そこからはみ出した人は、どんなにひっそり暮らしていても気持ち悪いとかうざいとか冷たい言葉で排除される。ひどいときには学校に来るな、死ねとまで言われる。
かつて私は転校生という異物だった。
目立たないように気に障らないように、地味にひそかに暮らしていたのに、それでも「むかつく」とか「うざい」とかいう人がいた。
私はあなたに話しかけないし、迷惑もかけない。接点一つ持たないようにしているのに、なんで?
あの頃はそう思っていた。
今思うとあれは私が分からないから気持ち悪い、排除したい、という彼女たちの防衛本能だったのかもしれない。
異質なものは怖い、気持ち悪い。
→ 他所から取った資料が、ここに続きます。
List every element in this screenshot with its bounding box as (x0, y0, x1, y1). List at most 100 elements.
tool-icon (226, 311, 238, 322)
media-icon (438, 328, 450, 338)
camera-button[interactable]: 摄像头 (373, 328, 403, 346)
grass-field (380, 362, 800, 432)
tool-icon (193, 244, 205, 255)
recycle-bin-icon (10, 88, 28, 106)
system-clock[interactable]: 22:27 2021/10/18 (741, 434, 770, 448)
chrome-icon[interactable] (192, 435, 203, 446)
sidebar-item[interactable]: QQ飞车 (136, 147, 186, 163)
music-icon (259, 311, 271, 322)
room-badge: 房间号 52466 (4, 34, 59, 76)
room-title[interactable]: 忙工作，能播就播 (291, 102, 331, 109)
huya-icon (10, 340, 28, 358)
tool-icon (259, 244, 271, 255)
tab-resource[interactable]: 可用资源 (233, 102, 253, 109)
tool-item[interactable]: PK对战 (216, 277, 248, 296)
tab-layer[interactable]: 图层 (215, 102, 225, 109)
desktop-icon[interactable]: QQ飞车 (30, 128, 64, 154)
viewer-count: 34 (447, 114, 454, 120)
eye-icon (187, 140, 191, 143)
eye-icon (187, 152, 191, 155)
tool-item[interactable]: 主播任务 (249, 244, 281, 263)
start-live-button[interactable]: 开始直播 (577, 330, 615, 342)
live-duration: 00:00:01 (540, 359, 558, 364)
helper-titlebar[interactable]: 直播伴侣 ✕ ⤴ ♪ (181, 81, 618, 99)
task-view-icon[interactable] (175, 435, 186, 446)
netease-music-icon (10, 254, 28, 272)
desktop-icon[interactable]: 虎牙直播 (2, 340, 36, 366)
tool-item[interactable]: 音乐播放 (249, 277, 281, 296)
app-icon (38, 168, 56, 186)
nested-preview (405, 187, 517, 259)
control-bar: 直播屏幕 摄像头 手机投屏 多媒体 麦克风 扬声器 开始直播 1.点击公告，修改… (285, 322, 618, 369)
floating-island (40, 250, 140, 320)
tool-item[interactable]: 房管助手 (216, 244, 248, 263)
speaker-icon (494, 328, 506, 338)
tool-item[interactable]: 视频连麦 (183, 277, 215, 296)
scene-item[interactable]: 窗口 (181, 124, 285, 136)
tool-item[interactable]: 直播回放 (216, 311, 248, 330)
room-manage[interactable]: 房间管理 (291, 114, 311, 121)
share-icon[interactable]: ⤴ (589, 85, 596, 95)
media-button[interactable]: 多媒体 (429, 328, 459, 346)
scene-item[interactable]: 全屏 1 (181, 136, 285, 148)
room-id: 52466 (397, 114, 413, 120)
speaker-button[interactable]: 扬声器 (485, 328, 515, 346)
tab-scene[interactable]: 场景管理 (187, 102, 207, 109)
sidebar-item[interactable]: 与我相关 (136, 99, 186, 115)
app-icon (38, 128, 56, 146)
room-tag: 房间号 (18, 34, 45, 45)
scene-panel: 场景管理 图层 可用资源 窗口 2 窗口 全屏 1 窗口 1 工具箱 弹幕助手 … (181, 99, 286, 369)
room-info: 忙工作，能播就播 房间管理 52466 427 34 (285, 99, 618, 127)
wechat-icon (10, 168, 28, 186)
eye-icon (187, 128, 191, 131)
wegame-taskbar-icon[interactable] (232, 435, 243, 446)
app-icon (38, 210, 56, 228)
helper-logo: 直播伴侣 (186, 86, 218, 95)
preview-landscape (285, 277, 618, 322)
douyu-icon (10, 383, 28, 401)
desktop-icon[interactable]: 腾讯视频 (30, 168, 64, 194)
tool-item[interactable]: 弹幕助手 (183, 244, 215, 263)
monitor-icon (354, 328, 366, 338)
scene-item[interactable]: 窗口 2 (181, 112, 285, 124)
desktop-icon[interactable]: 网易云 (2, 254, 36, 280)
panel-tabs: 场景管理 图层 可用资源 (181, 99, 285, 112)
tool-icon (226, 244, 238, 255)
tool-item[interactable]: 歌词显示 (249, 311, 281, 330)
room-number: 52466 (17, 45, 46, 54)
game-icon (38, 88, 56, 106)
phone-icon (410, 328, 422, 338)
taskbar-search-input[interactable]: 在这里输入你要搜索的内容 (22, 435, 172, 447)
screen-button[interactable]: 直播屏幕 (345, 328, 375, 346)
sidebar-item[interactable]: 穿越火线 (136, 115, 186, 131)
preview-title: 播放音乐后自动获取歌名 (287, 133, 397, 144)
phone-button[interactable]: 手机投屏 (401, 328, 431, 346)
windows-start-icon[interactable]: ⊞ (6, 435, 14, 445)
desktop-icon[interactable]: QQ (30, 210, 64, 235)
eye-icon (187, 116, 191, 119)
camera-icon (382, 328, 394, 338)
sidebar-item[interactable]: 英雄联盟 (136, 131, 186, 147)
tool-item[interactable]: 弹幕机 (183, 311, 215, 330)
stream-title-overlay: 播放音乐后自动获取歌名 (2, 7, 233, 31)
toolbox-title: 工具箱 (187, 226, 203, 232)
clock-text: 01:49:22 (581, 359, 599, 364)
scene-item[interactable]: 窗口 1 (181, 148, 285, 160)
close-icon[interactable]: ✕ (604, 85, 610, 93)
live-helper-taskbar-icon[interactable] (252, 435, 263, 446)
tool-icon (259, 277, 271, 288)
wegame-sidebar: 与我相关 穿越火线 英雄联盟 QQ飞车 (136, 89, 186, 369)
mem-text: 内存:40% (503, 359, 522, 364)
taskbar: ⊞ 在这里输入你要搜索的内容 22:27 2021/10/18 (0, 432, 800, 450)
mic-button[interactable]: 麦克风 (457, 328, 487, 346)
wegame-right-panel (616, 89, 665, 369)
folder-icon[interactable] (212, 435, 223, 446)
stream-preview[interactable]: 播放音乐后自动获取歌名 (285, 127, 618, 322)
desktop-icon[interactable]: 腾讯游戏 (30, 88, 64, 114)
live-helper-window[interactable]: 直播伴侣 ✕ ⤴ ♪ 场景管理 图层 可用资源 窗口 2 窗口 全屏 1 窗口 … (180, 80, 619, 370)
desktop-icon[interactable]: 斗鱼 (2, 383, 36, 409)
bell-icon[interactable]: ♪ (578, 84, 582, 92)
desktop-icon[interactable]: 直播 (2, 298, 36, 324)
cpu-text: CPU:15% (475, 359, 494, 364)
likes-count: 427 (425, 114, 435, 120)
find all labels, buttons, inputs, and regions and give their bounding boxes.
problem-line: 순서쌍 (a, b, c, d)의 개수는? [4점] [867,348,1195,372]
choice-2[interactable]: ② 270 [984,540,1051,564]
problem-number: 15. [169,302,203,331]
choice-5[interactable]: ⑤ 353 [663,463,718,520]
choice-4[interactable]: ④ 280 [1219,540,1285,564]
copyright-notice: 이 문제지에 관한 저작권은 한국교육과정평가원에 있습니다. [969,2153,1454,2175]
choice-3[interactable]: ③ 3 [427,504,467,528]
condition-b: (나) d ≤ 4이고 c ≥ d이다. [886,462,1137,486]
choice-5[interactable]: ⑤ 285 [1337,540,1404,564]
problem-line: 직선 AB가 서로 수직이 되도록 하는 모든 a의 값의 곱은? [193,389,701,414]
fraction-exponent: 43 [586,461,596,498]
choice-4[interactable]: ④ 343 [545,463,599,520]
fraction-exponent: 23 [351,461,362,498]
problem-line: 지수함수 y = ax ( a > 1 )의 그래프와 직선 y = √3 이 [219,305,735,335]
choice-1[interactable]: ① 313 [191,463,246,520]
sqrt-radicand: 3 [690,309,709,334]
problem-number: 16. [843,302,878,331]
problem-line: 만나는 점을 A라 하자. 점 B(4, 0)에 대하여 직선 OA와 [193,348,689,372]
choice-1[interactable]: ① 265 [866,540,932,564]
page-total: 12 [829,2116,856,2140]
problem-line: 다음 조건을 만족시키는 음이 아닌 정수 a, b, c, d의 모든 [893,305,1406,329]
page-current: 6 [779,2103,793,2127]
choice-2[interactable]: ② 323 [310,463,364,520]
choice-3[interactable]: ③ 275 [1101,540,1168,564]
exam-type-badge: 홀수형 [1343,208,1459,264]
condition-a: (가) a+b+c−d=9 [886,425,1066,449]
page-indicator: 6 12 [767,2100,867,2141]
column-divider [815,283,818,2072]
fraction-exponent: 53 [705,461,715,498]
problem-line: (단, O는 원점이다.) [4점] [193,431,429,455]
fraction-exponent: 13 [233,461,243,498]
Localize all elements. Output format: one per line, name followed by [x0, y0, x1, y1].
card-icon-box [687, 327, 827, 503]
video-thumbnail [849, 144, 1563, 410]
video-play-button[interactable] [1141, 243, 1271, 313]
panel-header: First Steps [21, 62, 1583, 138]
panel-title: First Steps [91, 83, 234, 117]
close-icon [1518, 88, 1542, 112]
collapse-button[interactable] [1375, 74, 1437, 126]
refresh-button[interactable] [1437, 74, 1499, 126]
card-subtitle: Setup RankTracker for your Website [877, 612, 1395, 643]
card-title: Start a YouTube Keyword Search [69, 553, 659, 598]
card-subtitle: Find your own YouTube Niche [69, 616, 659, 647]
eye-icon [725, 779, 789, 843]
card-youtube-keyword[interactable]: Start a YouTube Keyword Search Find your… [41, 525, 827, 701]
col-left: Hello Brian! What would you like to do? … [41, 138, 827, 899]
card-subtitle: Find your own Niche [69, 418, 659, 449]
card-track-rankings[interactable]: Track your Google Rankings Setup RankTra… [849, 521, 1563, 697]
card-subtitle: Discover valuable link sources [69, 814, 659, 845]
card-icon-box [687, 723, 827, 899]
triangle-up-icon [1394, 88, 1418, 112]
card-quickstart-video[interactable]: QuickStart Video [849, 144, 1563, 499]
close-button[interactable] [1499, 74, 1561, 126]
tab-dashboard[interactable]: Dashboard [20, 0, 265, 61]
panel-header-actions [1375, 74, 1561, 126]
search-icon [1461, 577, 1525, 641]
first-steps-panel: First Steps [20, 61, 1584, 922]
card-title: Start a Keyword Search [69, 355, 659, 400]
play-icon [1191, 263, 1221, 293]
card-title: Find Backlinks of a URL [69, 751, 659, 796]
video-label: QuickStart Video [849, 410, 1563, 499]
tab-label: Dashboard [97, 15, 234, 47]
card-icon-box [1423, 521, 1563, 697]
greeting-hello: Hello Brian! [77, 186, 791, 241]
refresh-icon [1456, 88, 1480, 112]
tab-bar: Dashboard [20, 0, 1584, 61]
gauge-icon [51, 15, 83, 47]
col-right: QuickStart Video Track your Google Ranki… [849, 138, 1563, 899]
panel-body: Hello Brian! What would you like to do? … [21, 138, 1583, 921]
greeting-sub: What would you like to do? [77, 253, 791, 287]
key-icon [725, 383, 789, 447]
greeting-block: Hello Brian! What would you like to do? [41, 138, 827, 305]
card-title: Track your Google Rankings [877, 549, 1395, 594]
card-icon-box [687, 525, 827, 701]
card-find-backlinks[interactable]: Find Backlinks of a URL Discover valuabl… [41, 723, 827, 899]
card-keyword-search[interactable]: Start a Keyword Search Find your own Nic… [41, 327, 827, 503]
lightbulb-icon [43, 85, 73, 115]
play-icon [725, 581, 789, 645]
目の届く場所に置きたくない。
だから白血球のように異物を排除しようとする。
それは花粉症と同じ、過剰なアレルギー反応なのかもしれないと大人になった私は思う。
タヒさんの言葉はヒスタミンみたいに、排除される痛みや異なることへの怯えを和らげてくれる。若い人に読んでほしいと思ったのは、この本のそういう所。
タヒさんの本を読んでいると、「わかりあえない」という言葉が浮かんでくる。
あなたと私は違うから、私はあなたの全てなど分からない。
でもわかりあえなくても、手を繋がなくてもいい、と思える。
あなたと私は違うけれど、あなたはとても綺麗だから、あなたの言葉は夜を小さく照らすから、私はあなたのことが好きだ。
違うけれども好きな人。
はてなブログには私が一生紡がないような言葉を書く人がたくさんいる。
でも違うから嫌い、じゃない。違うから面白い。輝いて見える。
世界は撒き散らかされた金平糖みたいだと思う。
丸いひと、尖ったひと、ピンクのひとみどりのひと。
中にはチョコレートやミンティアだって混ざっているかもしれない。
黒々光るかりんとう(たまに本物もあるかも)まで混ざった、はてな銀河で私は書いている。タヒさんと、同じ銀河で。
違うことは、楽しい嬉しい。そんなことを教えてくれる一冊です。
なお最後に自慢させていただくと、この本はタヒさんのサイン本なのです!(はてなブログのインタビュー記事のプレゼント商品。見事当選しました)うふふ!
本当に地球を、心を優しく柔らかくしてくれるような温度の素敵な本でした。
きっと何度も、読み返すだろうと思います。